The October 31, 2025 deadline to transition from ISO 27001:2013 to ISO 27001:2022 means auditors will expect to see the revised control categories and SoA structure. Teleport notes that organisations must update their certification by this date and that the revised Annex A introduced controls focusing on cloud services, remote work, and decentralised identities. Because security breaches trigger multiple frameworks, a unified program that uses the security controls catalogue as its backbone and maps to SOC 2, HIPAA, and GDPR reduces duplication and supports cross-framework compliance. A sound implementation of the set of controls positions you well for cross-framework compliance and gives regulators and buyers confidence. In regulatory investigations, regulators ask whether a company has followed the overall controls inventory when designing its ISMS, which underscores the list’s importance in demonstrating due diligence.
Konfirmity’s experience shows that strong access control, encryption, monitoring, incident response, and vendor risk management are universal across frameworks. By implementing these controls once and matching them to each framework’s language—Trust Services Criteria for SOC 2, administrative and technical safeguards for HIPAA, and GDPR’s data protection principles—you can answer client questions quickly and provide consistent evidence.
Conclusion
Security that reads well in documents but fails under incident pressure is a liability. Enterprise buyers and healthcare regulators are not looking for polished policies; they want evidence of a program that withstands threats and supports continuous operation. ISO 27001 provides a foundation for building such a program, but its value comes from how you implement and operate the controls. Select controls based on a rigorous risk assessment, document your decisions in the SoA, and maintain evidence of continuous operation. Use the Annex list of controls as a guide, not a checklist. Match your implementation to other frameworks like SOC 2, HIPAA, and GDPR to streamline compliance and shorten sales cycles.

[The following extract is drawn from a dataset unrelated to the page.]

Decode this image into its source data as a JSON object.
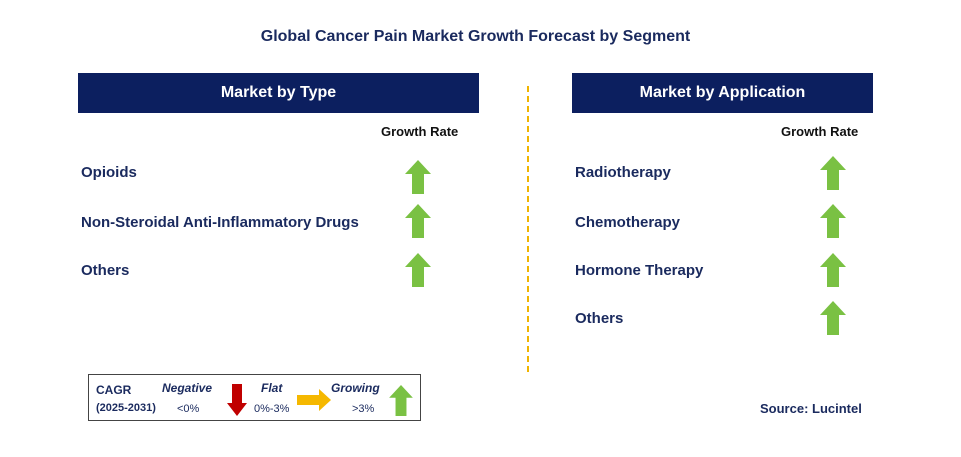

At Konfirmity, our human-led, managed security and compliance service delivers outcomes. We design and run your program, implement controls in your stack, collect evidence, and prepare you for audits. With more than 6,000 audits supported and twenty-five years of combined expertise, we know what works and what doesn’t. The message to every security leader and business owner is clear: build a durable security program once, operate it daily, and let compliance follow.
FAQs
1) How many controls does ISO 27001 have?
ISO 27001:2022 Annex A contains 93 controls grouped into four categories—Organisational, People, Physical, and Technological.
2) What are the 93 controls?
They are documented measures that address topics such as policies, supplier risk, business continuity, training, access management, cryptography, monitoring, and incident response. You only implement those relevant to your risk assessment, and you must justify your decisions in the SoA.
3) What are the 4 categories of ISO 27001?
The controls are organised into four groups: 37 organisational controls, eight people controls, fourteen physical controls, and 34 technological controls.
4) What are the 10 clauses of ISO 27001?
Clauses 4–10 define the core requirements of the ISMS: understanding the organisation and its context, leadership and commitment, planning including risk assessment, support in terms of resources and competence, operation, performance evaluation via audits and metrics, and continual improvement. Clause 0–3 provides introduction, normative references, and terms.